Rapidité, pragmatisme et énormes capitaux permettent aux organisations criminelles et terroristes d’adapter promptement leur organisation pour contourner les lois et utiliser au maximum le potentiel
des technologies les plus sophistiquées. En particulier, les organisations criminelles et les groupes terroristes ont appris à profiter à leur propre avantage des différences entre les législations d’un État européen à l’autre et de la lente et insuffisante coordination entre les forces de l’ordre et la justice européenne.
Pour lutter contre le terrorisme et éradiquer les organisations criminelles, nous devons sortir de la simple logique défensive du contrôle des frontières et du territoire national et passer à l’attaque : dotons l’UE des moyens et des institutions adaptés à prévenir et à combattre le terrorisme et les organisations criminelles.
Malheureusement, ces pouvoirs et compétences relèvent de domaines qui ne peuvent pas être "communautarisés" comme d’autres compétences, par exemple dans la sphère commerciale européenne : la sécurité et la défense sont des éléments essentiels d’un État, qui ne peuvent être exercés que par des institutions pleinement démocratiques, dont l’Union européenne, malgré les progrès accomplis, ne dispose pas encore.

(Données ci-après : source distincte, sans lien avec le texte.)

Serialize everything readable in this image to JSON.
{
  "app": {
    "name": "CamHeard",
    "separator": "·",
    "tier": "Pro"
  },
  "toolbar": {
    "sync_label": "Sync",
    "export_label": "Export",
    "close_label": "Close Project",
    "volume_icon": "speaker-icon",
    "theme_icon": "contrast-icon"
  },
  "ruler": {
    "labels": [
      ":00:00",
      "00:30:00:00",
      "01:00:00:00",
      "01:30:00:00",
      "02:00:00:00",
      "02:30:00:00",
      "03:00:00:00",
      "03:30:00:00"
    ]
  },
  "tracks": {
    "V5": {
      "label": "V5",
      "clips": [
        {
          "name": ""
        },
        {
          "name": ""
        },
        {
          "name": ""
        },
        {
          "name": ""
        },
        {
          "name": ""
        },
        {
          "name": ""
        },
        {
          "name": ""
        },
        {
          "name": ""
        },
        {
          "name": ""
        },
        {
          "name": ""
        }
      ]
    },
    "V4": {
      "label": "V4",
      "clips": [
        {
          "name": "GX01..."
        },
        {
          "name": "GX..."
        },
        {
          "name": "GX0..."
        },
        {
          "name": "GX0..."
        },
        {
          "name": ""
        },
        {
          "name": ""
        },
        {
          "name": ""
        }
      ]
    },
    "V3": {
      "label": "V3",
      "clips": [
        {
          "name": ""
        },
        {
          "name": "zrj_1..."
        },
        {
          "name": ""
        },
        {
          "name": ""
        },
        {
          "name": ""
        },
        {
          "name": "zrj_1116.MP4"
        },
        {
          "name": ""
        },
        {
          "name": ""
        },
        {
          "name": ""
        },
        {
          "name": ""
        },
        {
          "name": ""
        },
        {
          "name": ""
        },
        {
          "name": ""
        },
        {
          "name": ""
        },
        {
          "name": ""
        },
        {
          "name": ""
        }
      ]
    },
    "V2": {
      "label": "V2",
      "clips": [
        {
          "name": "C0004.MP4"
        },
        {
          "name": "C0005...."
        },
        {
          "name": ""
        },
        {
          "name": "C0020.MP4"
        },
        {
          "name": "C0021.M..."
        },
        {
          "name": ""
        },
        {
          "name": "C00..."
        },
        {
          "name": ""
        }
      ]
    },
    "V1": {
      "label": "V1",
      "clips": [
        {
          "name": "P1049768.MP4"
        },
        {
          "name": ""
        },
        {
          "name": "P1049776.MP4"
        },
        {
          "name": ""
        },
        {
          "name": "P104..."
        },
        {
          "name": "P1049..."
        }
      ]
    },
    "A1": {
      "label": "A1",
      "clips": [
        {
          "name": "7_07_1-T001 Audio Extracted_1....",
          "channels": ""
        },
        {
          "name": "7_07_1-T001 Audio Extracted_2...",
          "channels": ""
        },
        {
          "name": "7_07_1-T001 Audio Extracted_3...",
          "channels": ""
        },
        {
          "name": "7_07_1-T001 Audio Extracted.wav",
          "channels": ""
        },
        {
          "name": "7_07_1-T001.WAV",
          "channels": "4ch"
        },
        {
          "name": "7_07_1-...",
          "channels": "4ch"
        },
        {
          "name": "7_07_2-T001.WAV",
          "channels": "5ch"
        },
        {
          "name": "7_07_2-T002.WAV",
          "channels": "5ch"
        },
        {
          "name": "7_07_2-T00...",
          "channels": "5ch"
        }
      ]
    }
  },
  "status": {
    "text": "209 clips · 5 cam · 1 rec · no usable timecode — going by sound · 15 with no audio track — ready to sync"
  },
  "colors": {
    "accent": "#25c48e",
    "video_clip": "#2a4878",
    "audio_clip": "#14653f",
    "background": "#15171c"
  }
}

Les notions d’Europe « résiliente », « puissance globale », Europe « qui protège » sont de plus en plus fréquentes dans les discours de la Présidente von der Leyen et du Président Emmanuel Macron. Pourtant, peut-on véritablement construire cette Europe sans doter l’UE de la légitimité et des institutions propres à un vrai Etat ?
La seule voie pour atteindre une sécurité européenne durable contre le terrorisme, est de compléter le processus d’intégration européenne à travers le « saut fédéral » et doter l’UE d’un pouvoir de coercition de dernier ressort, contrôlé par un Parlement effectivement démocratique et un gouvernement devant lui responsable politiquement.
La Conférence sur l’avenir de l’Europe – que nous espérons voir lancée rapidement – sera l’occasion de faire remonter la nécessité du saut fédérale : une Europe qui protège ses citoyens ne peut qu’être une Europe avec le pouvoir de le faire.